E qui torniamo alla questione centrale: cosa farà Mattarella?
I numeri sono sempre gli stessi. Alla Camera dei deputati la maggioranza si raggiunge a quota 316 seggi: il MoVimento 5 Stelle potrà contare su 228 deputati, il centrodestra su 267 (Lega 124, FI 104, Fratelli d’Italia 33, altri 3), il centrosinistra su 118 (PD 109, altri 9) e Liberi e Uguali su 14. Al Senato la maggioranza si raggiunge a quota 158 seggi (non considerando i senatori a vita): il M5s ha 113 senatori, il centrodestra 136 (57 Lega e Fi, 14 Fdi, 2 altri), il centrosinistra 59 (PD 53, altri 6), LeU 4.
Tecnicamente al centrodestra servirebbero una cinquantina di deputati e una trentina di senatori. Ma senza poter contare su aiuti di area né sul PD (che non darà il via libera a un esecutivo politico, tantomeno a guida Salvini) bisognerà aprire ad altre soluzioni. Anche perché Mattarella non pare disposto ad autorizzare salti nel vuoto e continuerà a richiamare le forze politiche a uno sforzo di responsabilità che permetta la nascita della legislatura. Tutto ciò potrebbe portare a un governo “di scopo”, che faccia la nuova legge elettorale, vari la prossima legge di stabilità (disinnescando le clausole di salvaguardia) e consenta il ritorno alle urne. Un anno, meglio due per il Colle, insomma. È quello cui lavora Mattarella, tra l'altro l'unica prospettiva che potrebbe trovare d'accordo anche il PD.
Il problema maggiore è come convincere Salvini e Di Maio ad appoggiare una soluzione di questo tipo, considerando che entrambi hanno investito tantissimo sulla loro investitura a Chigi e avrebbero solo da perdere nel sostenere un "megainciucio", sia pure a tempo. Come provavamo a spiegare qui, il punto centrale è che "Salvini e Di Maio non hanno alcun interesse a scendere a compromessi, né la voglia di fare un passo indietro e galleggiare per qualche anno rinunciando a parti essenziali del loro programma, né la necessità di garantire la permanenza in Parlamento ai loro neo-eletti, né soprattutto la paura di tornare immediatamente alle urne". Senza nessuno di loro, però, non nasce alcun governo. Salvini sa che se accettasse un compromesso di questo tipo lascerebbe a Di Maio una prateria per organizzare l'opposizione nel Parlamento e nel Paese, coronando il sogno del M5s: presentarsi come l'unica alternativa al sistema politico tradizionale, cui finirebbe associata la Lega e il suo leader.

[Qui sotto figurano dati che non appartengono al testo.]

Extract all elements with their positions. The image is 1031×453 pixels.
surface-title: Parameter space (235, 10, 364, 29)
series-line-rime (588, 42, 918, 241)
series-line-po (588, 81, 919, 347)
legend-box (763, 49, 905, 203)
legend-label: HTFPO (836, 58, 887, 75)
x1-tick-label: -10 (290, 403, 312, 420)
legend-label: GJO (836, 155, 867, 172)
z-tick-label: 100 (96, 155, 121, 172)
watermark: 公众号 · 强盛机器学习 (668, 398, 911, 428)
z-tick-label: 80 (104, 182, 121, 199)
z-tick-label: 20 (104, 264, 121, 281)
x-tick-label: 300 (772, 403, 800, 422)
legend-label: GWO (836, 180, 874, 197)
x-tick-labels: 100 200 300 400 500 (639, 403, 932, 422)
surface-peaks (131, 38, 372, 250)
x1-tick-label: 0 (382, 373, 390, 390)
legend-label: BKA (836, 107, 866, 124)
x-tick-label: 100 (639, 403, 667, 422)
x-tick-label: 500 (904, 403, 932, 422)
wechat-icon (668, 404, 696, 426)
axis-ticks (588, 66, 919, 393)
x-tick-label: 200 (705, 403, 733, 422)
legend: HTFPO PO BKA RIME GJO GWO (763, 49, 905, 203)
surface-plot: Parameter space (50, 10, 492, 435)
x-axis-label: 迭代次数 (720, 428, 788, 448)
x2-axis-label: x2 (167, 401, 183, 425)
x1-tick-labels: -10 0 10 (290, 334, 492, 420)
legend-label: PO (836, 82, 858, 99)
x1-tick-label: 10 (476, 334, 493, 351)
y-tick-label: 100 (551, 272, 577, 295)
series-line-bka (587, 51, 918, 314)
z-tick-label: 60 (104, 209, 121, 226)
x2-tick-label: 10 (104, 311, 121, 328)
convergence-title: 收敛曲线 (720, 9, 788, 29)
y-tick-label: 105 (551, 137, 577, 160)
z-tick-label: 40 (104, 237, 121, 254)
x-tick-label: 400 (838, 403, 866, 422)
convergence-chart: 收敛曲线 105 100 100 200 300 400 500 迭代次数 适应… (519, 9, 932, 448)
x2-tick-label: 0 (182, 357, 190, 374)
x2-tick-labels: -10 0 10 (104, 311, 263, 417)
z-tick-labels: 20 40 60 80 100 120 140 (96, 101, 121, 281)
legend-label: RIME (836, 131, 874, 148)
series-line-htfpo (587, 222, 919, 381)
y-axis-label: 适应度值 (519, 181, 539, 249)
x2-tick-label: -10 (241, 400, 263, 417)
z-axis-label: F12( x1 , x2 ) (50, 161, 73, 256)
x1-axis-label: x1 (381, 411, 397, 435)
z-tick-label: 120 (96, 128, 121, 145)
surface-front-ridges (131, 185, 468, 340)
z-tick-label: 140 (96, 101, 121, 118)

E il rebus resta indecifrabile anche per questo: il M5s parte da una evidente posizione di vantaggio e può permettersi di attendere le mosse degli altri, per poi presentare la propria soluzione alla crisi inevitabile. Un governo Di Maio, pronto a fare concessioni sul programma e sugli obiettivi a medio e breve periodo, che parta con l'appoggio esterno diretto o indiretto delle altre forze politiche. Una nuova legge elettorale che garantisca la governabilità con risultati "intorno al 35%" e solo poi il ritorno alle urne. Sarà questa la vera e unica offerta che arriverà sul tavolo di Matteo Salvini. Sulla scrivania di Mattarella, invece, è arrivata già da qualche giorno.